Des stations-service au cœur d’un trafic de carburant vers les GAT
Lors d’une réunion tenue le 28 avril 2025, le gouverneur de la région de Niamey, Général de brigade Abdou Assoumane Harouna, a lancé de graves accusations contre les 339 stations-service de la capitale. Selon ses déclarations, près de 60 % du carburant utilisé par les groupes armés terroristes proviendrait de ces infrastructures commerciales.
Le gouverneur parle de complicités indirectes, voire actives, entre certains gérants et les réseaux de distribution vers les zones rouges. Il a exprimé son inquiétude quant au fait que seulement 54 promoteurs sont enregistrés officiellement, laissant présager un réseau parallèle bien organisé.
Renforcement des contrôles et sanctions sévères
Le gouvernement a réagi avec fermeté. Toutes les stations sont désormais soumises à des règles de sécurité strictes, parmi lesquelles figure l’obligation de ne pas vendre plus de 50 litres de carburant en bidon, une interdiction en vigueur depuis 2023, mais souvent contournée.
Des fermetures immédiates, des contrôles renforcés et des menaces de poursuites judiciaires ont été évoquées. Le gouverneur Harouna a notamment cité la station Ola, située sur la route de Torodi, récemment fermée pour avoir fourni du carburant en direction de zones insurgées.
Installation obligatoire de caméras de surveillance
Pour limiter les dérives, les autorités exigent que chaque station-service installe un système de vidéosurveillance dans un délai d’un mois. À défaut, les établissements contrevenants seront fermés, et leurs responsables risquent des peines de prison pour « complicité avec l’ennemi ».
Cette nouvelle mesure vise à dissuader les trafics et à identifier les réseaux impliqués dans la logistique du terrorisme au Niger.

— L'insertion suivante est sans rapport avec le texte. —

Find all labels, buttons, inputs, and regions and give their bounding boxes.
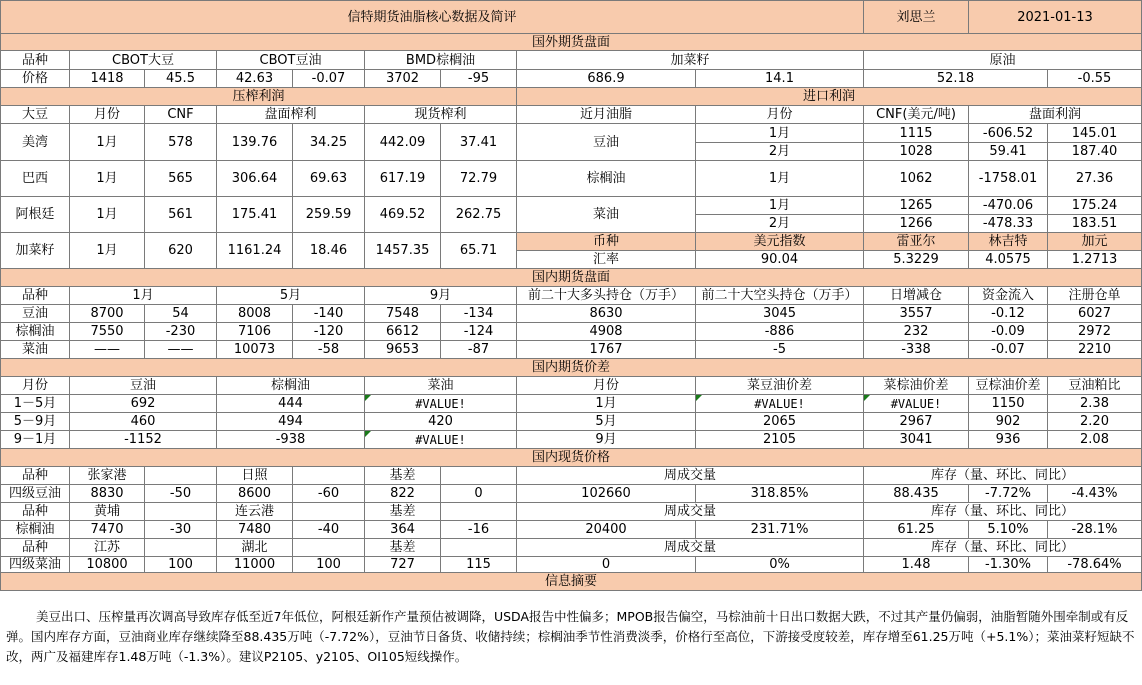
spot-value: -50 (145, 485, 217, 503)
dom-col-short-position: 前二十大空头持仓（万手） (696, 287, 864, 305)
spot-value: 1.48 (864, 557, 969, 573)
dom-cell: 3045 (696, 305, 864, 323)
spot-blank (145, 539, 217, 557)
fx-header: 加元 (1048, 233, 1142, 251)
import-profit: -1758.01 (969, 161, 1048, 197)
dom-cell: 7550 (70, 323, 145, 341)
spot-location: 江苏 (70, 539, 145, 557)
dom-cell: -886 (696, 323, 864, 341)
import-month: 1月 (696, 161, 864, 197)
crush-cell: 561 (145, 197, 217, 233)
section-domestic-spreads: 国内期货价差 (0, 359, 1142, 377)
crush-cell: 306.64 (217, 161, 293, 197)
dom-cell: 2972 (1048, 323, 1142, 341)
price-value: 42.63 (217, 70, 293, 88)
author-name: 刘思兰 (864, 0, 969, 34)
spot-blank (145, 503, 217, 521)
dom-cell: -120 (293, 323, 365, 341)
spot-row-name: 四级菜油 (0, 557, 70, 573)
import-month: 2月 (696, 143, 864, 161)
spot-value: -4.43% (1048, 485, 1142, 503)
crush-row-name: 巴西 (0, 161, 70, 197)
dom-cell: 7106 (217, 323, 293, 341)
spot-value: -30 (145, 521, 217, 539)
spread-cell: #VALUE! (864, 395, 969, 413)
dom-col-warehouse-receipts: 注册仓单 (1048, 287, 1142, 305)
spot-row-name: 棕榈油 (0, 521, 70, 539)
spread-cell: #VALUE! (696, 395, 864, 413)
dom-row-name: 豆油 (0, 305, 70, 323)
spot-value: 100 (145, 557, 217, 573)
crush-col-board-margin: 盘面榨利 (217, 106, 365, 124)
dom-cell: -58 (293, 341, 365, 359)
dom-col-kind: 品种 (0, 287, 70, 305)
crush-cell: 617.19 (365, 161, 441, 197)
crush-cell: 18.46 (293, 233, 365, 269)
spot-value: 7470 (70, 521, 145, 539)
dom-cell: 6612 (365, 323, 441, 341)
spot-value: -60 (293, 485, 365, 503)
spread-cell: 9月 (517, 431, 696, 449)
dom-row-name: 菜油 (0, 341, 70, 359)
spread-cell: -1152 (70, 431, 217, 449)
spot-value: -28.1% (1048, 521, 1142, 539)
spot-value: 0 (441, 485, 517, 503)
spot-value: 100 (293, 557, 365, 573)
spread-cell: 1月 (517, 395, 696, 413)
import-month: 1月 (696, 124, 864, 143)
spread-cell: #VALUE! (365, 395, 517, 413)
dom-cell: -140 (293, 305, 365, 323)
foreign-col-cbot-soybean: CBOT大豆 (70, 51, 217, 70)
spot-kind-label: 品种 (0, 539, 70, 557)
spread-cell: 2065 (696, 413, 864, 431)
spot-row-name: 四级豆油 (0, 485, 70, 503)
crush-cell: 262.75 (441, 197, 517, 233)
import-cnf: 1266 (864, 215, 969, 233)
spread-col-header: 月份 (0, 377, 70, 395)
fx-header: 币种 (517, 233, 696, 251)
spot-value: 88.435 (864, 485, 969, 503)
spot-location: 湖北 (217, 539, 293, 557)
section-import-profit: 进口利润 (517, 88, 1142, 106)
import-profit: -606.52 (969, 124, 1048, 143)
crush-row-name: 美湾 (0, 124, 70, 161)
crush-cell: 1161.24 (217, 233, 293, 269)
spread-col-header: 菜豆油价差 (696, 377, 864, 395)
spot-location: 张家港 (70, 467, 145, 485)
crush-row-name: 阿根廷 (0, 197, 70, 233)
spread-row-name: 1－5月 (0, 395, 70, 413)
spot-value: 102660 (517, 485, 696, 503)
import-oil-soyoil: 豆油 (517, 124, 696, 161)
section-domestic-futures: 国内期货盘面 (0, 269, 1142, 287)
report-date: 2021-01-13 (969, 0, 1142, 34)
spot-kind-label: 品种 (0, 503, 70, 521)
crush-col-month: 月份 (70, 106, 145, 124)
crush-cell: 442.09 (365, 124, 441, 161)
spot-value: 5.10% (969, 521, 1048, 539)
price-value: 52.18 (864, 70, 1048, 88)
dom-cell: 8700 (70, 305, 145, 323)
fx-value: 4.0575 (969, 251, 1048, 269)
import-profit: 59.41 (969, 143, 1048, 161)
import-oil-palm: 棕榈油 (517, 161, 696, 197)
fx-header: 美元指数 (696, 233, 864, 251)
spot-stock-label: 库存（量、环比、同比） (864, 503, 1142, 521)
fx-header: 林吉特 (969, 233, 1048, 251)
spot-volume-label: 周成交量 (517, 539, 864, 557)
spread-col-header: 棕榈油 (217, 377, 365, 395)
import-col-oil: 近月油脂 (517, 106, 696, 124)
spread-cell: 2.38 (1048, 395, 1142, 413)
spot-blank (293, 539, 365, 557)
dom-cell: 1767 (517, 341, 696, 359)
spread-cell: 902 (969, 413, 1048, 431)
spread-cell: 2.08 (1048, 431, 1142, 449)
spot-volume-label: 周成交量 (517, 467, 864, 485)
spot-blank (293, 503, 365, 521)
spot-basis-label: 基差 (365, 539, 441, 557)
spot-blank (293, 467, 365, 485)
spot-basis-label: 基差 (365, 467, 441, 485)
crush-cell: 1月 (70, 124, 145, 161)
spot-blank (441, 539, 517, 557)
spot-value: -1.30% (969, 557, 1048, 573)
spot-value: 318.85% (696, 485, 864, 503)
dom-cell: -0.12 (969, 305, 1048, 323)
spot-blank (441, 467, 517, 485)
fx-value: 90.04 (696, 251, 864, 269)
price-value: -95 (441, 70, 517, 88)
spread-col-header: 豆油 (70, 377, 217, 395)
spot-value: -40 (293, 521, 365, 539)
spot-value: 8830 (70, 485, 145, 503)
spread-cell: 1150 (969, 395, 1048, 413)
dom-cell: 8630 (517, 305, 696, 323)
crush-cell: 65.71 (441, 233, 517, 269)
spot-value: 61.25 (864, 521, 969, 539)
dom-cell: -338 (864, 341, 969, 359)
crush-cell: 565 (145, 161, 217, 197)
foreign-col-kind: 品种 (0, 51, 70, 70)
dom-cell: -87 (441, 341, 517, 359)
price-label: 价格 (0, 70, 70, 88)
import-cnf: 1028 (864, 143, 969, 161)
dom-col-may: 5月 (217, 287, 365, 305)
dom-cell: 8008 (217, 305, 293, 323)
import-cnf: 1062 (864, 161, 969, 197)
import-oil-rapeseed: 菜油 (517, 197, 696, 233)
price-value: 686.9 (517, 70, 696, 88)
dom-cell: -5 (696, 341, 864, 359)
crush-cell: 69.63 (293, 161, 365, 197)
summary-text: 美豆出口、压榨量再次调高导致库存低至近7年低位，阿根廷新作产量预估被调降，USDA报告中性偏多；MPOB报告偏空，马棕油前十日出口数据大跌，不过其产量仍偏弱，油脂暂随外围牵制或有反弹。国内库存方面，豆油商业库存继续降至88.435万吨（-7.72%），豆油节日备货、收储持续；棕榈油季节性消费淡季，价格行至高位，下游接受度较差，库存增至61.25万吨（+5.1%）；菜油菜籽短缺不改，两广及福建库存1.48万吨（-1.3%）。建议P2105、y2105、OI105短线操作。 (6, 609, 1135, 664)
import-profit: -478.33 (969, 215, 1048, 233)
spread-cell: 692 (70, 395, 217, 413)
crush-col-soybean: 大豆 (0, 106, 70, 124)
crush-col-cnf: CNF (145, 106, 217, 124)
spread-cell: 5月 (517, 413, 696, 431)
dom-cell: 4908 (517, 323, 696, 341)
import-cnf: 1265 (864, 197, 969, 215)
crush-cell: 37.41 (441, 124, 517, 161)
spread-cell: 936 (969, 431, 1048, 449)
spread-cell: 494 (217, 413, 365, 431)
foreign-col-cbot-soyoil: CBOT豆油 (217, 51, 365, 70)
price-value: -0.07 (293, 70, 365, 88)
dom-cell: 6027 (1048, 305, 1142, 323)
dom-cell: -0.09 (969, 323, 1048, 341)
dom-col-sep: 9月 (365, 287, 517, 305)
spot-stock-label: 库存（量、环比、同比） (864, 467, 1142, 485)
dom-row-name: 棕榈油 (0, 323, 70, 341)
section-crush-profit: 压榨利润 (0, 88, 517, 106)
crush-cell: 72.79 (441, 161, 517, 197)
dom-cell: 10073 (217, 341, 293, 359)
section-spot-prices: 国内现货价格 (0, 449, 1142, 467)
crush-cell: 1457.35 (365, 233, 441, 269)
foreign-col-canola: 加菜籽 (517, 51, 864, 70)
fx-label: 汇率 (517, 251, 696, 269)
import-profit: 145.01 (1048, 124, 1142, 143)
dom-cell: -230 (145, 323, 217, 341)
crush-cell: 1月 (70, 197, 145, 233)
crush-cell: 175.41 (217, 197, 293, 233)
spot-value: 20400 (517, 521, 696, 539)
foreign-col-crude: 原油 (864, 51, 1142, 70)
dom-cell: -124 (441, 323, 517, 341)
dom-col-daily-change: 日增减仓 (864, 287, 969, 305)
dom-cell: -0.07 (969, 341, 1048, 359)
price-value: 14.1 (696, 70, 864, 88)
spread-col-header: 月份 (517, 377, 696, 395)
price-value: 1418 (70, 70, 145, 88)
spread-cell: 420 (365, 413, 517, 431)
price-value: 3702 (365, 70, 441, 88)
import-profit: 187.40 (1048, 143, 1142, 161)
crush-cell: 259.59 (293, 197, 365, 233)
spread-cell: 444 (217, 395, 365, 413)
spot-location: 连云港 (217, 503, 293, 521)
crush-cell: 1月 (70, 161, 145, 197)
import-col-cnf: CNF(美元/吨) (864, 106, 969, 124)
spot-value: 115 (441, 557, 517, 573)
price-value: -0.55 (1048, 70, 1142, 88)
spot-value: 7480 (217, 521, 293, 539)
spot-value: 8600 (217, 485, 293, 503)
crush-cell: 578 (145, 124, 217, 161)
spread-row-name: 5－9月 (0, 413, 70, 431)
dom-cell: 3557 (864, 305, 969, 323)
spot-blank (441, 503, 517, 521)
spread-cell: -938 (217, 431, 365, 449)
spot-value: 822 (365, 485, 441, 503)
section-foreign-futures: 国外期货盘面 (0, 34, 1142, 51)
dom-cell: 7548 (365, 305, 441, 323)
dom-cell: 9653 (365, 341, 441, 359)
spread-col-header: 菜油 (365, 377, 517, 395)
crush-col-spot-margin: 现货榨利 (365, 106, 517, 124)
spread-row-name: 9－1月 (0, 431, 70, 449)
import-cnf: 1115 (864, 124, 969, 143)
import-col-board-profit: 盘面利润 (969, 106, 1142, 124)
spread-col-header: 豆棕油价差 (969, 377, 1048, 395)
spread-cell: 2967 (864, 413, 969, 431)
spot-value: 0 (517, 557, 696, 573)
dom-col-capital-flow: 资金流入 (969, 287, 1048, 305)
import-profit: 27.36 (1048, 161, 1142, 197)
spread-cell: 3041 (864, 431, 969, 449)
spot-value: -16 (441, 521, 517, 539)
spot-kind-label: 品种 (0, 467, 70, 485)
import-profit: 175.24 (1048, 197, 1142, 215)
dom-col-jan: 1月 (70, 287, 217, 305)
spot-location: 日照 (217, 467, 293, 485)
spot-value: -78.64% (1048, 557, 1142, 573)
crush-cell: 620 (145, 233, 217, 269)
import-month: 2月 (696, 215, 864, 233)
foreign-col-bmd-palm: BMD棕榈油 (365, 51, 517, 70)
spread-cell: #VALUE! (365, 431, 517, 449)
dom-cell: 2210 (1048, 341, 1142, 359)
import-profit: -470.06 (969, 197, 1048, 215)
spread-cell: 2.20 (1048, 413, 1142, 431)
dom-cell: —— (70, 341, 145, 359)
spot-value: -7.72% (969, 485, 1048, 503)
page-title: 信特期货油脂核心数据及简评 (0, 0, 864, 34)
spread-col-header: 豆油粕比 (1048, 377, 1142, 395)
spot-value: 231.71% (696, 521, 864, 539)
crush-cell: 34.25 (293, 124, 365, 161)
import-profit: 183.51 (1048, 215, 1142, 233)
spread-col-header: 菜棕油价差 (864, 377, 969, 395)
dom-cell: 54 (145, 305, 217, 323)
fx-value: 1.2713 (1048, 251, 1142, 269)
dom-cell: -134 (441, 305, 517, 323)
spot-value: 364 (365, 521, 441, 539)
dom-cell: 232 (864, 323, 969, 341)
crush-cell: 469.52 (365, 197, 441, 233)
spot-value: 10800 (70, 557, 145, 573)
spread-cell: 460 (70, 413, 217, 431)
import-month: 1月 (696, 197, 864, 215)
spot-volume-label: 周成交量 (517, 503, 864, 521)
spot-location: 黄埔 (70, 503, 145, 521)
crush-cell: 139.76 (217, 124, 293, 161)
spot-value: 0% (696, 557, 864, 573)
price-value: 45.5 (145, 70, 217, 88)
dom-cell: —— (145, 341, 217, 359)
spot-value: 11000 (217, 557, 293, 573)
section-summary: 信息摘要 (0, 573, 1142, 591)
crush-row-name: 加菜籽 (0, 233, 70, 269)
fx-header: 雷亚尔 (864, 233, 969, 251)
dom-col-long-position: 前二十大多头持仓（万手） (517, 287, 696, 305)
crush-cell: 1月 (70, 233, 145, 269)
spot-basis-label: 基差 (365, 503, 441, 521)
spot-blank (145, 467, 217, 485)
fx-value: 5.3229 (864, 251, 969, 269)
spot-value: 727 (365, 557, 441, 573)
import-col-month: 月份 (696, 106, 864, 124)
spot-stock-label: 库存（量、环比、同比） (864, 539, 1142, 557)
spread-cell: 2105 (696, 431, 864, 449)
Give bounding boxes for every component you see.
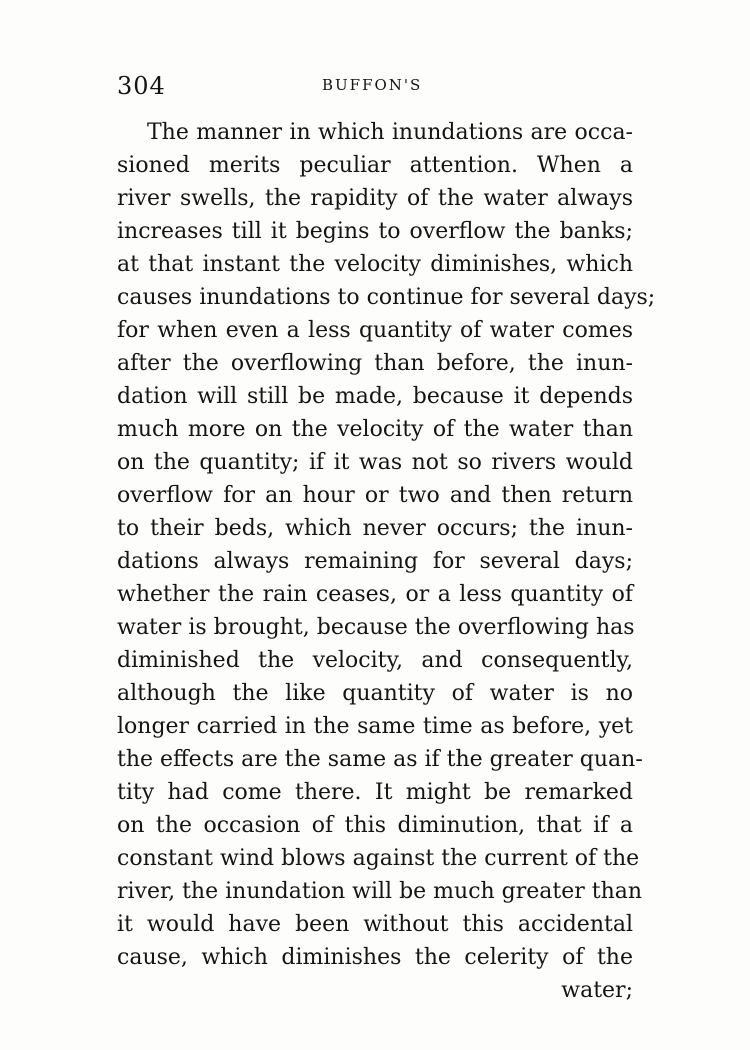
text-line: much more on the velocity of the water than bbox=[117, 417, 633, 442]
text-line: dation will still be made, because it depends bbox=[117, 384, 633, 409]
text-line: sioned merits peculiar attention. When a bbox=[117, 153, 633, 178]
text-line: dations always remaining for several days; bbox=[117, 549, 633, 574]
text-line: at that instant the velocity diminishes, which bbox=[117, 252, 633, 277]
text-line: on the occasion of this diminution, that if a bbox=[117, 813, 633, 838]
text-line: for when even a less quantity of water comes bbox=[117, 318, 633, 343]
text-line: cause, which diminishes the celerity of the bbox=[117, 945, 633, 970]
text-line: water is brought, because the overflowing has bbox=[117, 615, 635, 640]
text-line: The manner in which inundations are occa- bbox=[147, 120, 633, 145]
running-head: BUFFON'S bbox=[322, 76, 423, 94]
paragraph bbox=[117, 116, 656, 1007]
text-line: it would have been without this accidental bbox=[117, 912, 633, 937]
text-line: whether the rain ceases, or a less quantity of bbox=[117, 582, 633, 607]
text-line: constant wind blows against the current of the bbox=[117, 846, 640, 871]
page-header bbox=[117, 70, 633, 104]
text-line: causes inundations to continue for several days; bbox=[117, 285, 656, 310]
text-line: on the quantity; if it was not so rivers would bbox=[117, 450, 633, 475]
text-line: tity had come there. It might be remarked bbox=[117, 780, 633, 805]
text-line: after the overflowing than before, the inun- bbox=[117, 351, 633, 376]
text-line: river swells, the rapidity of the water always bbox=[117, 186, 633, 211]
text-line: longer carried in the same time as before, yet bbox=[117, 714, 633, 739]
page-number: 304 bbox=[117, 72, 166, 100]
text-line: diminished the velocity, and consequently, bbox=[117, 648, 633, 673]
text-line: river, the inundation will be much greater than bbox=[117, 879, 643, 904]
text-line: to their beds, which never occurs; the inun- bbox=[117, 516, 633, 541]
text-line: although the like quantity of water is no bbox=[117, 681, 633, 706]
text-line: increases till it begins to overflow the banks; bbox=[117, 219, 633, 244]
text-line: the effects are the same as if the greater quan- bbox=[117, 747, 643, 772]
catchword-line: water; bbox=[561, 978, 633, 1003]
text-line: overflow for an hour or two and then return bbox=[117, 483, 633, 508]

La station Ola, symbole d’un problème généralisé
L’affaire de la station Ola illustre l’ampleur du phénomène. Des informations émanant de sources sécuritaires indiquent que d’importantes quantités de carburant y étaient stockées avant d’être clandestinement transportées vers des zones contrôlées par les GAT.
Le gouverneur a révélé que ce genre de pratique n’était pas isolé. Plusieurs autres stations, réparties dans tous les arrondissements de Niamey, seraient également dans le viseur des autorités. Il a toutefois refusé de dévoiler d’autres noms, préférant miser sur la discrétion opérationnelle.
Une menace prise très au sérieux par les autorités
L’État nigérien considère ces actes comme des atteintes graves à la sécurité nationale. La qualification de « complicité avec l’ennemi » alourdit considérablement les risques pour les auteurs, une infraction passible de lourdes peines, voire de la prison à perpétuité.
Le gouverneur Harouna appelle les promoteurs à faire preuve de patriotisme, soulignant que cette lutte contre les réseaux logistiques du terrorisme est une priorité nationale.